For years rumors popped up regularly, hinting that Amazon planned to make its own smartphone. Year after year, Amazon has disappointed us. But this year, a well-known and very reliable publication leaked photos of what it claims to be a 3D smartphone from Amazon. Now, the same publication says it knows the intimate details about how the Amazon smartphone will be controlled and it isn't with buttons.

No, the Amazon smartphone with all its cool 3D sensors, will be controlled using gestures such as tilting, flipping and maybe even shaking.

BGR, the publication that leaked the first images of the Amazon smartphone, claims that it knows how Amazon's 3D smartphone works, as well as what kind of hardware it's got under the hood. The 3D Amazon smartphone will reportedly feature a 720p 4.7-inch display, 2GB of RAM, a Qualcomm Snapdragon processor and a total of six cameras, several of which will be used to track gestures and create the 3D effect on the display.

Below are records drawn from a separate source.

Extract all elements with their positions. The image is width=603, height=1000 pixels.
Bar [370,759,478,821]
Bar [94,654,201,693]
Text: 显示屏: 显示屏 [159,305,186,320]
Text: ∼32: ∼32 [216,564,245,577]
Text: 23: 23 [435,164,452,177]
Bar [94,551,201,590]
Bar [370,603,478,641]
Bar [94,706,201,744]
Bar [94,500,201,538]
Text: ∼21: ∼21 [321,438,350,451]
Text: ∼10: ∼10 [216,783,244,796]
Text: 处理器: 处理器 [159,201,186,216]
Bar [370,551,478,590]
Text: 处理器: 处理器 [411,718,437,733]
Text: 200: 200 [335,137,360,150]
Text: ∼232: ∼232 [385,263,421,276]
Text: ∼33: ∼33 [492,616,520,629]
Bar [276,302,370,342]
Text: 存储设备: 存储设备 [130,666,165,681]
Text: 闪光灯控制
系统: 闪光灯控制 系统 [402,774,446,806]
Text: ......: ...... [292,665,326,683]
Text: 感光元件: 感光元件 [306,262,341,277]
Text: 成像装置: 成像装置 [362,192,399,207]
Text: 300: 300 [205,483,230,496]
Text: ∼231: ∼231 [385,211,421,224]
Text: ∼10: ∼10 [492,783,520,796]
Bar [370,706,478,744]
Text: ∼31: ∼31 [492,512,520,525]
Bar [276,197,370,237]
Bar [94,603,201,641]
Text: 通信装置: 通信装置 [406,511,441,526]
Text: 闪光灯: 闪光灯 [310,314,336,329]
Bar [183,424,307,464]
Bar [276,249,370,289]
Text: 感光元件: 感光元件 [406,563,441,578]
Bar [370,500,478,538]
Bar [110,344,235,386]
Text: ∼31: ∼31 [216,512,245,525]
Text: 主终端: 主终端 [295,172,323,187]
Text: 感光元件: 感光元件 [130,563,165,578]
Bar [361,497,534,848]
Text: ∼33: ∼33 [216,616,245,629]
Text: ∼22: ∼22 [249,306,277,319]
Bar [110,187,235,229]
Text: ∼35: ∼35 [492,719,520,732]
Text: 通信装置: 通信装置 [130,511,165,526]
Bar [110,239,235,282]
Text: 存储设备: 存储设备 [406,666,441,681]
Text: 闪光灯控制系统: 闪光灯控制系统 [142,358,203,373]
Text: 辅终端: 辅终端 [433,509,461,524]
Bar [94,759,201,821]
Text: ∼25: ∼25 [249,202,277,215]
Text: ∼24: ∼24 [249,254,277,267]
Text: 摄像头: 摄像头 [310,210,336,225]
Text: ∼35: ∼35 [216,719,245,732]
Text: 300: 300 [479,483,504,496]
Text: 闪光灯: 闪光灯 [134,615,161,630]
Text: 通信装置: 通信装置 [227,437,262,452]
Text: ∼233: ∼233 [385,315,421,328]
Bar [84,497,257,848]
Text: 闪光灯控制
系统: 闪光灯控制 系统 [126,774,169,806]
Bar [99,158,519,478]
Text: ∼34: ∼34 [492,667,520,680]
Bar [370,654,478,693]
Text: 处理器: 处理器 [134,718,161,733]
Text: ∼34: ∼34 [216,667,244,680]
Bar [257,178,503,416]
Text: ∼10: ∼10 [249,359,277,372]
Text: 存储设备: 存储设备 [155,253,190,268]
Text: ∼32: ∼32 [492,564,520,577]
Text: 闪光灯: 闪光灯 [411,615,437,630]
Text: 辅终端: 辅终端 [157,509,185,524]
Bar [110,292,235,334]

Four of the front-facing cameras and sensors will be used to analyze the user's movements and gestures. The innovative software of the Amazon smartphone will then link this motion data to actions on the smartphone, while simultaneously creating a 3D effect. The cameras will have low-energy infrared sensors, so that the smartphone's battery lasts longer.

The idea behind Amazon's gesture-controlled smartphone is that using gestures instead of taps, swipes and buttons will make it easier to navigate the smartphone one-handed. For example, by tilting the Amazon smartphone at different angles, the user will see different apps, notifications and menus. BGR says that menus will be accessed by tilting the smartphone to the left or right, depending on which menu you want to bring up. As a result, the Amazon smartphone won't have a standard menu button. 

Users will also be able to switch between compatible apps with a simple tilt in the right direction. For example, if you are writing a text message to a friend and you want to include a picture, you just tilt the Amazon smartphone to the side to bring up the photo roll or camera app. From there, you can easily send a photo from the message app without going back and forth between apps or tapping all over the display to find what you're looking for. Users will also be able to scroll down a web page or flip through a book without having to touch the display. Once again, a specific tilt is all that is needed.

Obviously, all this tilting and gesturing will take some getting used to, but it probably isn't as complicated as it sounds. Sometimes the most intuitive motions are all but impossible to describe with written words. Several sources say that the Amazon smartphone will arrive this summer, so hopefully we'll be able to see these gestures in practice soon.